Bung Hatta Sewaktu di Belanda
Tahun 1919, Hatta akhirnya diperolehkan oleh orang tuanya untuk
melanjutkan pendidikannya di HBS Batavia. Hatta menyelesaikan sekolahnya
di HBS pada tahun 1921 dan dibolehkan untuk melanjutkan pendidikannya
ke RotterdamSchool of Commerce (sekarang bernama Erasmus University
Rotterdam) yang berlokasi di Rotterdam sesuai dengan namanya, Belanda.
Hatta mengambil Jurusan Ekonomi dan menyelesaikan kuliahnya pada tahun
1932 dan berhak menyandang gelar Doktorandus. Dengan gelar Doktorandus
yang disandang, Mohammad Hatta berhak untuk melanjutkan pendidikannya ke
tingkat Doktoral.

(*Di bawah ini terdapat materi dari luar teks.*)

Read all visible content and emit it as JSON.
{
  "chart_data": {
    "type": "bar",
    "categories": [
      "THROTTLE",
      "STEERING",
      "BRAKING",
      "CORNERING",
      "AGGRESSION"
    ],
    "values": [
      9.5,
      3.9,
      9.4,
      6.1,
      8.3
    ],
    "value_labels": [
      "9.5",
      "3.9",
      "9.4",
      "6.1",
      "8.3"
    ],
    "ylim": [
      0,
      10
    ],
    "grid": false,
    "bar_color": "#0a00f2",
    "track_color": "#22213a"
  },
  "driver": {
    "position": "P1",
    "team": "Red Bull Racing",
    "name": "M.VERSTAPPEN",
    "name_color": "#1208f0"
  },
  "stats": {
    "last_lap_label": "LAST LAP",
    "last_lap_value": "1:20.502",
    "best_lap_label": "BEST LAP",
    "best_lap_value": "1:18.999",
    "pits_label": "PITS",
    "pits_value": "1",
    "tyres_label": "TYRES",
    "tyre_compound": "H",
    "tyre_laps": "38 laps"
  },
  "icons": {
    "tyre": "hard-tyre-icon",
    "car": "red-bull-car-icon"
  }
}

Hatta kemudian melanjutkan pendidikannya untuk
memperoleh gelar Doktornya dan berusaha untuk menyelesaikan segala
persyaratan untuk mempermudah dalam menyelesaikan pendidikan Doktornya.
Namun pada akhirnya Hatta tak dapat menyelesaikan pendidikan Doktornya.
Kesibukkan Hatta dalam berpolitik menjadi penyebab utam terhambatnya
pendidikan Doktoralnya.
Selama di Belanda, Hatta bergabung dengan Indische Vereeniging (Asosiasi
Pelajar Hindia Belanda). Tahun 1922, Indische Vereeniging merubah nama
menjadi Indonesia Vereeniging yang jika diterjemahkan kedalam bahasa
Indonesia Menjadi Perhimpoenan Indonesia. Hatta menjadi bendahara dari
organisasi Perhimpoenan Indonesia sejak tahun 1922-1925. Hatta lalu
diangkat menjabat sebagai ketua sejak tahun 1926-1930. Pada saat
didaulat sebagai Ketua, Hatta membacakan pidatonya yang berjudul
Struktur Ekonomi Dunia dan Pertentangan Kekuasaan (The Economic World
Structure and the Conflict of Power) yang mana inti gagasan dari pidato
tersebut adalah menentang gagasan kerjasama Indonesia dan Pemerintah
Kolonial Belanda dalam rangka memperjuangkan kemerdekaan Indonesia.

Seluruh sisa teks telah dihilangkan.